CATS-Linear: Classification Auxiliary Linear Model for Time Series Forecasting
Zipo Jibao, Yingyi Fu, Xinyang Chen, Guoting Chen
TL;DR
The paper tackles multivariate time series forecasting when different series mappings can be heterogeneous. It introduces Classification Auxiliary Channel-Independence (CACI) to route samples to category-specific predictors and refines DLinear by decoupling seasonal and trend information into TSLinear with complex-domain seasonality and trend decoupling, all trained under an error-supervised scheme with RevIN normalization. Theoretical analysis compares channel designs and derives excess-risk bounds, highlighting CACI’s bias-variance trade-offs and its $O(1)$ parameter scaling with respect to the feature dimension. Empirically, CATS-Linear achieves state-of-the-art performance with fixed hyperparameters across seven benchmarks, offering improved accuracy and efficiency over tuned baselines and standard channel designs.
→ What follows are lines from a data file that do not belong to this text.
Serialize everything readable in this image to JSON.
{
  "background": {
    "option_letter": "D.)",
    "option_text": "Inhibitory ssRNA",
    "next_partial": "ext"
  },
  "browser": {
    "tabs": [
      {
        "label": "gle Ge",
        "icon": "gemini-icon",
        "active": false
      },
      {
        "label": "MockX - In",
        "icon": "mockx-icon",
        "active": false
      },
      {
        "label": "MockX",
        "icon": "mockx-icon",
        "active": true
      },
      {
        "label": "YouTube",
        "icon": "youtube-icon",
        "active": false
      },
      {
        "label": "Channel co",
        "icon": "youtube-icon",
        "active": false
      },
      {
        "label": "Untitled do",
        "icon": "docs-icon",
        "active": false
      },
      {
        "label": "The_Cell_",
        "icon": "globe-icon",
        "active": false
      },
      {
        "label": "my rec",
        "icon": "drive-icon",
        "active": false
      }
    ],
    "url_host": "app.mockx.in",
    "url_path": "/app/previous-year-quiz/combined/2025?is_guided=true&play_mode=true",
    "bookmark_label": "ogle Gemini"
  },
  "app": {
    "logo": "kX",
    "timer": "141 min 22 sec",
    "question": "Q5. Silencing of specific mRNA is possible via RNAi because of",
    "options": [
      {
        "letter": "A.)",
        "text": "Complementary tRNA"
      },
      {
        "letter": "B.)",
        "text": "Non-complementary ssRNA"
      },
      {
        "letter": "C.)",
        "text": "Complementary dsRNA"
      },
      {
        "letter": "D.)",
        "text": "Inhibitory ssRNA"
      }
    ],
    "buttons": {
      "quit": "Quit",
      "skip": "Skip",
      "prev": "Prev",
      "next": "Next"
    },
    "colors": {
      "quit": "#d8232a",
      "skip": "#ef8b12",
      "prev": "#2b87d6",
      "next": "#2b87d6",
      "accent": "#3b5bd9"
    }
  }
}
The work demonstrates that tuning-free, architecture-agnostic routing combined with advanced linear decompositions yields robust, scalable forecasting with practical impact for real-world sequence modeling.
Abstract
Recent research demonstrates that linear models achieve forecasting performance competitive with complex architectures, yet methodologies for enhancing linear models remain underexplored. Motivated by the hypothesis that distinct time series instances may follow heterogeneous linear mappings, we propose the Classification Auxiliary Trend-Seasonal Decoupling Linear Model CATS-Linear, employing Classification Auxiliary Channel-Independence (CACI). CACI dynamically routes instances to dedicated predictors via classification, enabling supervised channel design. We further analyze the theoretical expected risks of different channel settings. Additionally, we redesign the trend-seasonal decomposition architecture by adding a decoupling -- linear mapping -- recoupling framework for trend components and complex-domain linear projections for seasonal components. Extensive experiments validate that CATS-Linear with fixed hyperparameters achieves state-of-the-art accuracy comparable to hyperparameter-tuned baselines while delivering SOTA accuracy against fixed-hyperparameter counterparts.